Publication Type : Conference Paper
Campus : Coimbatore
School : School of Artificial Intelligence
Year : 2025
Abstract : Wearable fitness devices are widely used to monitor physiological signals such as heart rate (BPM) and speed during physical
activity. However, these signals often suffer from noise, technical inaccuracies, and context-dependent variability. In this
study, we investigate unsupervised anomaly detection methods to identify abnormal segments in real-world data collected
from runners using wearable sensors. The dataset includes over 180,000 measurements from 43 running sessions, with speed
and BPM values aligned and preprocessed to build a multivariate time series. We compare four approaches representative
of different anomaly detection paradigms: distance-based (k-Nearest Neighbors), classification-based (One-Class SVM),
probabilistic (Kernel Density Estimation), and sequence-based deep learning (TadGAN). Classical methods operate on pointwise values and capture global anomalies with high precision, but they fail to detect contextual or collective anomalies.
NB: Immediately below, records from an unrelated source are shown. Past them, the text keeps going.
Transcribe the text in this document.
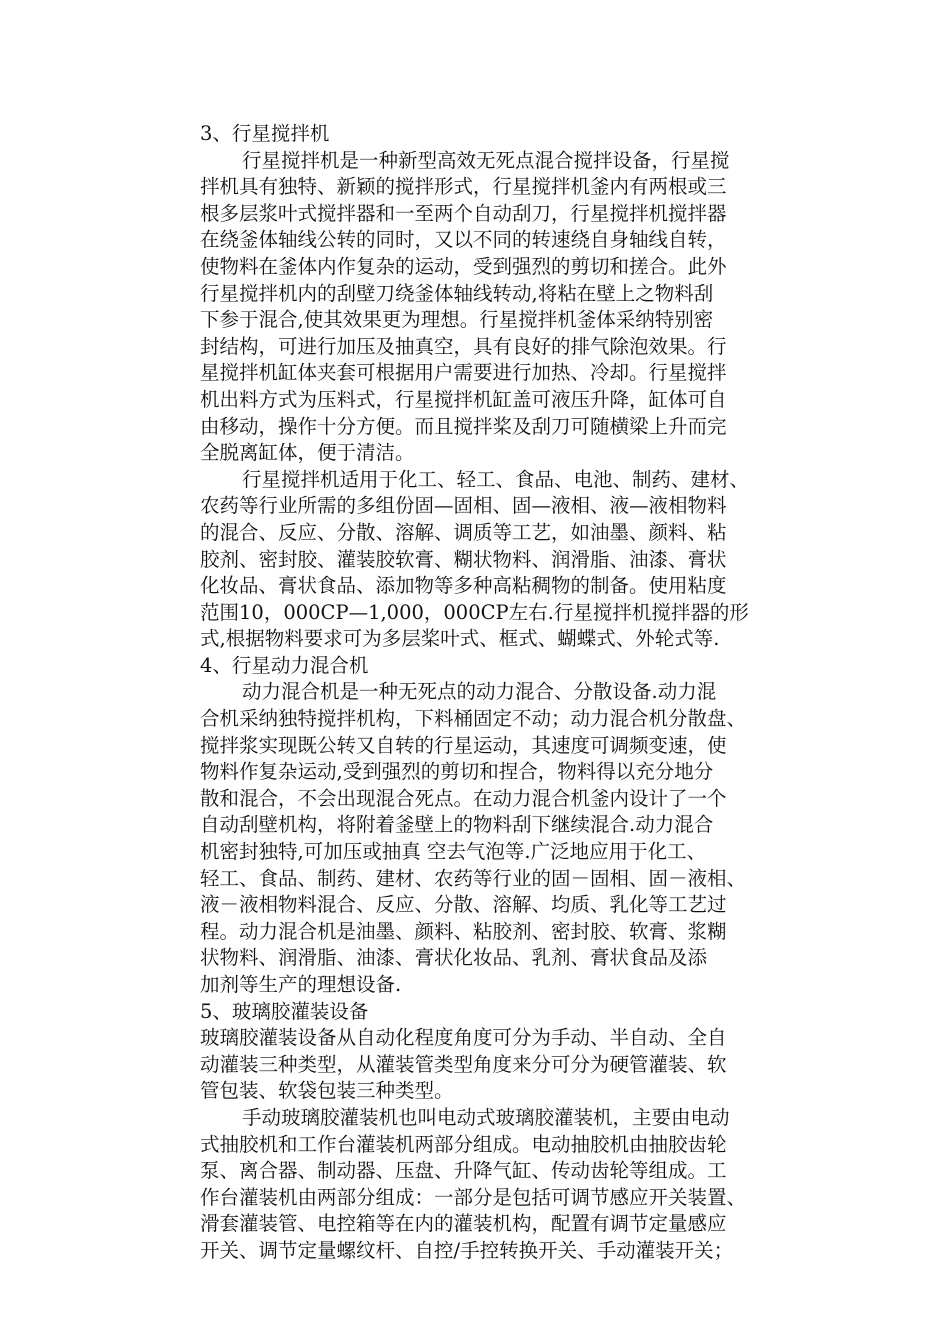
3、行星搅拌机
行星搅拌机是一种新型高效无死点混合搅拌设备，行星搅
拌机具有独特、新颖的搅拌形式，行星搅拌机釜内有两根或三
根多层浆叶式搅拌器和一至两个自动刮刀，行星搅拌机搅拌器
在绕釜体轴线公转的同时，又以不同的转速绕自身轴线自转，
使物料在釜体内作复杂的运动，受到强烈的剪切和搓合。此外
行星搅拌机内的刮壁刀绕釜体轴线转动,将粘在壁上之物料刮
下参于混合,使其效果更为理想。行星搅拌机釜体采纳特别密
封结构，可进行加压及抽真空，具有良好的排气除泡效果。行
星搅拌机缸体夹套可根据用户需要进行加热、冷却。行星搅拌
机出料方式为压料式，行星搅拌机缸盖可液压升降，缸体可自
由移动，操作十分方便。而且搅拌桨及刮刀可随横梁上升而完
全脱离缸体，便于清洁。
行星搅拌机适用于化工、轻工、食品、电池、制药、建材、
农药等行业所需的多组份固—固相、固—液相、液—液相物料
的混合、反应、分散、溶解、调质等工艺，如油墨、颜料、粘
胶剂、密封胶、灌装胶软膏、糊状物料、润滑脂、油漆、膏状
化妆品、膏状食品、添加物等多种高粘稠物的制备。使用粘度
范围10，000CP—1,000，000CP左右.行星搅拌机搅拌器的形
式,根据物料要求可为多层桨叶式、框式、蝴蝶式、外轮式等.
4、行星动力混合机
动力混合机是一种无死点的动力混合、分散设备.动力混
合机采纳独特搅拌机构，下料桶固定不动；动力混合机分散盘、
搅拌浆实现既公转又自转的行星运动，其速度可调频变速，使
物料作复杂运动,受到强烈的剪切和捏合，物料得以充分地分
散和混合，不会出现混合死点。在动力混合机釜内设计了一个
自动刮壁机构，将附着釜壁上的物料刮下继续混合.动力混合
机密封独特,可加压或抽真 空去气泡等.广泛地应用于化工、
轻工、食品、制药、建材、农药等行业的固－固相、固－液相、
液－液相物料混合、反应、分散、溶解、均质、乳化等工艺过
程。动力混合机是油墨、颜料、粘胶剂、密封胶、软膏、浆糊
状物料、润滑脂、油漆、膏状化妆品、乳剂、膏状食品及添
加剂等生产的理想设备.
5、玻璃胶灌装设备
玻璃胶灌装设备从自动化程度角度可分为手动、半自动、全自
动灌装三种类型，从灌装管类型角度来分可分为硬管灌装、软
管包装、软袋包装三种类型。
手动玻璃胶灌装机也叫电动式玻璃胶灌装机，主要由电动
式抽胶机和工作台灌装机两部分组成。电动抽胶机由抽胶齿轮
泵、离合器、制动器、压盘、升降气缸、传动齿轮等组成。工
作台灌装机由两部分组成：一部分是包括可调节感应开关装置、
滑套灌装管、电控箱等在内的灌装机构，配置有调节定量感应
开关、调节定量螺纹杆、自控/手控转换开关、手动灌装开关；
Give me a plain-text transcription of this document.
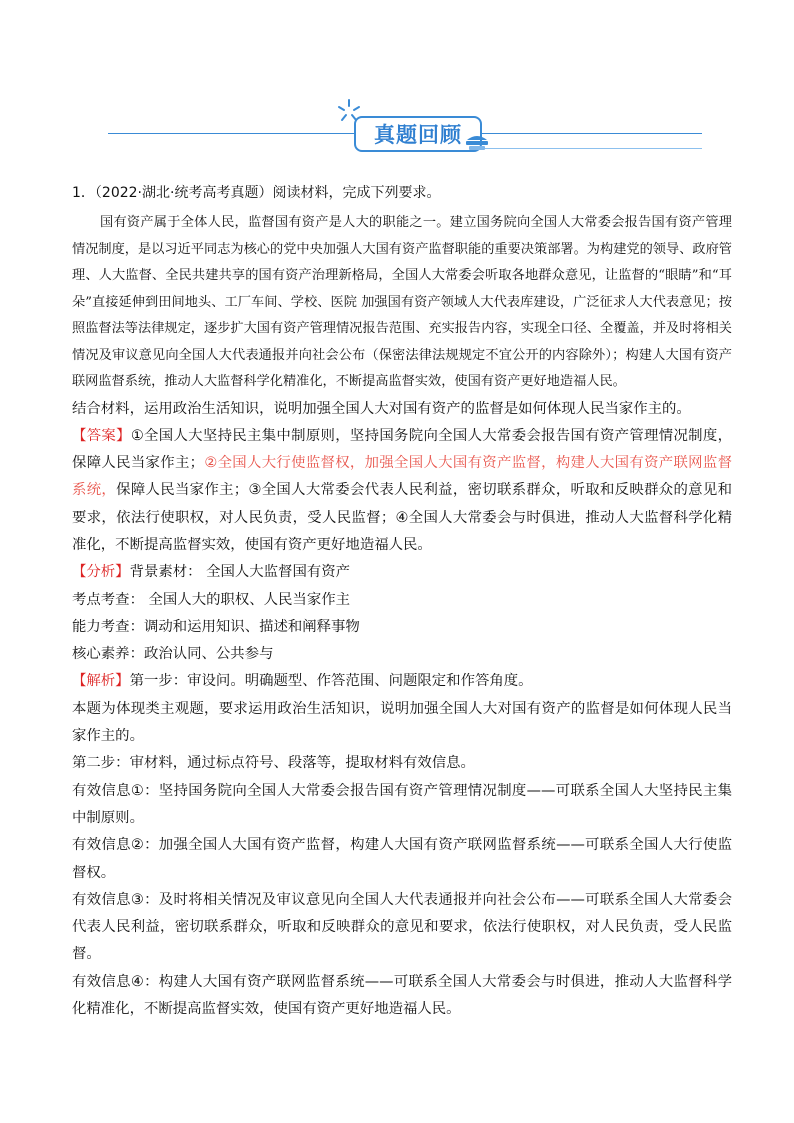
真题回顾
1．（2022·湖北·统考高考真题）阅读材料，完成下列要求。

国有资产属于全体人民，监督国有资产是人大的职能之一。建立国务院向全国人大常委会报告国有资产管理情况制度，是以习近平同志为核心的党中央加强人大国有资产监督职能的重要决策部署。为构建党的领导、政府管理、人大监督、全民共建共享的国有资产治理新格局，全国人大常委会听取各地群众意见，让监督的“眼睛”和“耳朵”直接延伸到田间地头、工厂车间、学校、医院 加强国有资产领域人大代表库建设，广泛征求人大代表意见；按照监督法等法律规定，逐步扩大国有资产管理情况报告范围、充实报告内容，实现全口径、全覆盖，并及时将相关情况及审议意见向全国人大代表通报并向社会公布（保密法律法规规定不宜公开的内容除外）；构建人大国有资产联网监督系统，推动人大监督科学化精准化，不断提高监督实效，使国有资产更好地造福人民。

结合材料，运用政治生活知识，说明加强全国人大对国有资产的监督是如何体现人民当家作主的。

【答案】①全国人大坚持民主集中制原则，坚持国务院向全国人大常委会报告国有资产管理情况制度，保障人民当家作主；②全国人大行使监督权，加强全国人大国有资产监督，构建人大国有资产联网监督系统，保障人民当家作主；③全国人大常委会代表人民利益，密切联系群众，听取和反映群众的意见和要求，依法行使职权，对人民负责，受人民监督；④全国人大常委会与时俱进，推动人大监督科学化精准化，不断提高监督实效，使国有资产更好地造福人民。

【分析】背景素材： 全国人大监督国有资产

考点考查： 全国人大的职权、人民当家作主

能力考查：调动和运用知识、描述和阐释事物

核心素养：政治认同、公共参与

【解析】第一步：审设问。明确题型、作答范围、问题限定和作答角度。

本题为体现类主观题，要求运用政治生活知识，说明加强全国人大对国有资产的监督是如何体现人民当家作主的。

第二步：审材料，通过标点符号、段落等，提取材料有效信息。

有效信息①：坚持国务院向全国人大常委会报告国有资产管理情况制度——可联系全国人大坚持民主集中制原则。

有效信息②：加强全国人大国有资产监督，构建人大国有资产联网监督系统——可联系全国人大行使监督权。

有效信息③：及时将相关情况及审议意见向全国人大代表通报并向社会公布——可联系全国人大常委会代表人民利益，密切联系群众，听取和反映群众的意见和要求，依法行使职权，对人民负责，受人民监督。

有效信息④：构建人大国有资产联网监督系统——可联系全国人大常委会与时俱进，推动人大监督科学化精准化，不断提高监督实效，使国有资产更好地造福人民。
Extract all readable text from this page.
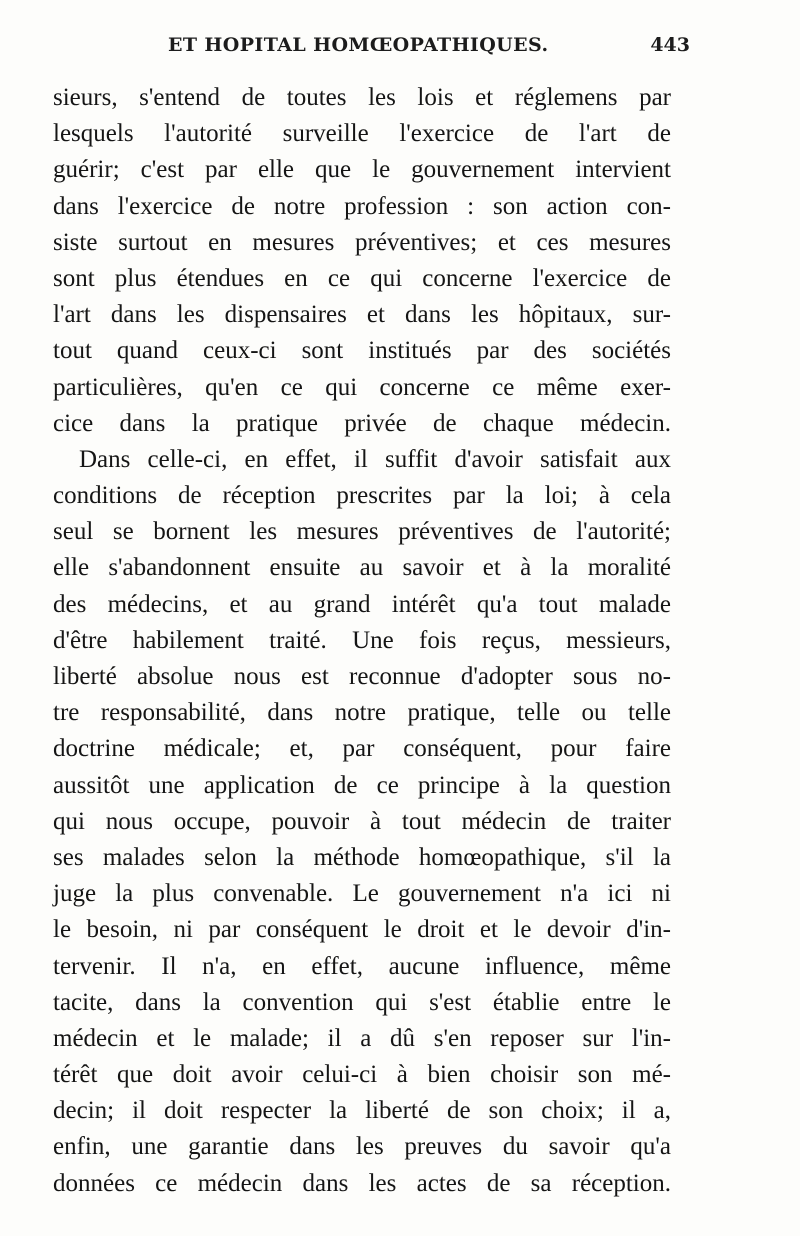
ET HOPITAL HOMŒOPATHIQUES.	443
sieurs, s'entend de toutes les lois et réglemens par
lesquels l'autorité surveille l'exercice de l'art de
guérir; c'est par elle que le gouvernement intervient
dans l'exercice de notre profession : son action con-
siste surtout en mesures préventives; et ces mesures
sont plus étendues en ce qui concerne l'exercice de
l'art dans les dispensaires et dans les hôpitaux, sur-
tout quand ceux-ci sont institués par des sociétés
particulières, qu'en ce qui concerne ce même exer-
cice dans la pratique privée de chaque médecin.
Dans celle-ci, en effet, il suffit d'avoir satisfait aux
conditions de réception prescrites par la loi; à cela
seul se bornent les mesures préventives de l'autorité;
elle s'abandonnent ensuite au savoir et à la moralité
des médecins, et au grand intérêt qu'a tout malade
d'être habilement traité. Une fois reçus, messieurs,
liberté absolue nous est reconnue d'adopter sous no-
tre responsabilité, dans notre pratique, telle ou telle
doctrine médicale; et, par conséquent, pour faire
aussitôt une application de ce principe à la question
qui nous occupe, pouvoir à tout médecin de traiter
ses malades selon la méthode homœopathique, s'il la
juge la plus convenable. Le gouvernement n'a ici ni
le besoin, ni par conséquent le droit et le devoir d'in-
tervenir. Il n'a, en effet, aucune influence, même
tacite, dans la convention qui s'est établie entre le
médecin et le malade; il a dû s'en reposer sur l'in-
térêt que doit avoir celui-ci à bien choisir son mé-
decin; il doit respecter la liberté de son choix; il a,
enfin, une garantie dans les preuves du savoir qu'a
données ce médecin dans les actes de sa réception.
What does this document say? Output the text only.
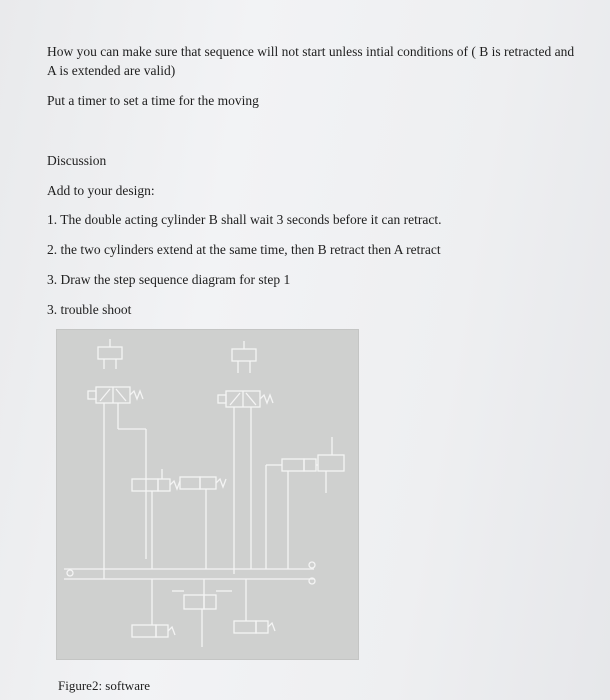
How you can make sure that sequence will not start unless intial conditions of ( B is retracted and
A is extended are valid)
Put a timer to set a time for the moving
Discussion
Add to your design:
1. The double acting cylinder B shall wait 3 seconds before it can retract.
2. the two cylinders extend at the same time, then B retract then A retract
3. Draw the step sequence diagram for step 1
3. trouble shoot
Figure2: software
TadGAN, in contrast, is trained on overlapping sequences and demonstrates the ability to identify local patterns of abnormality
across time. Our results highlight the complementarity of these methods and the importance of modeling temporal structure
when anomalies are subtle or context-dependent. Although TadGAN fails to capture extreme point anomalies, its performance
on sequence-level detection suggests promising directions for future research in health-aware fitness monitoring. All analyses
were conducted without labels, under purely unsupervised conditions.
Cite this Research Publication : Raj, R.D.A., Dusenbi, B., Naik, K.A. and Sunkaraboina, S., 2025. Detection of Sensor Irregularities in Fitness Time Series.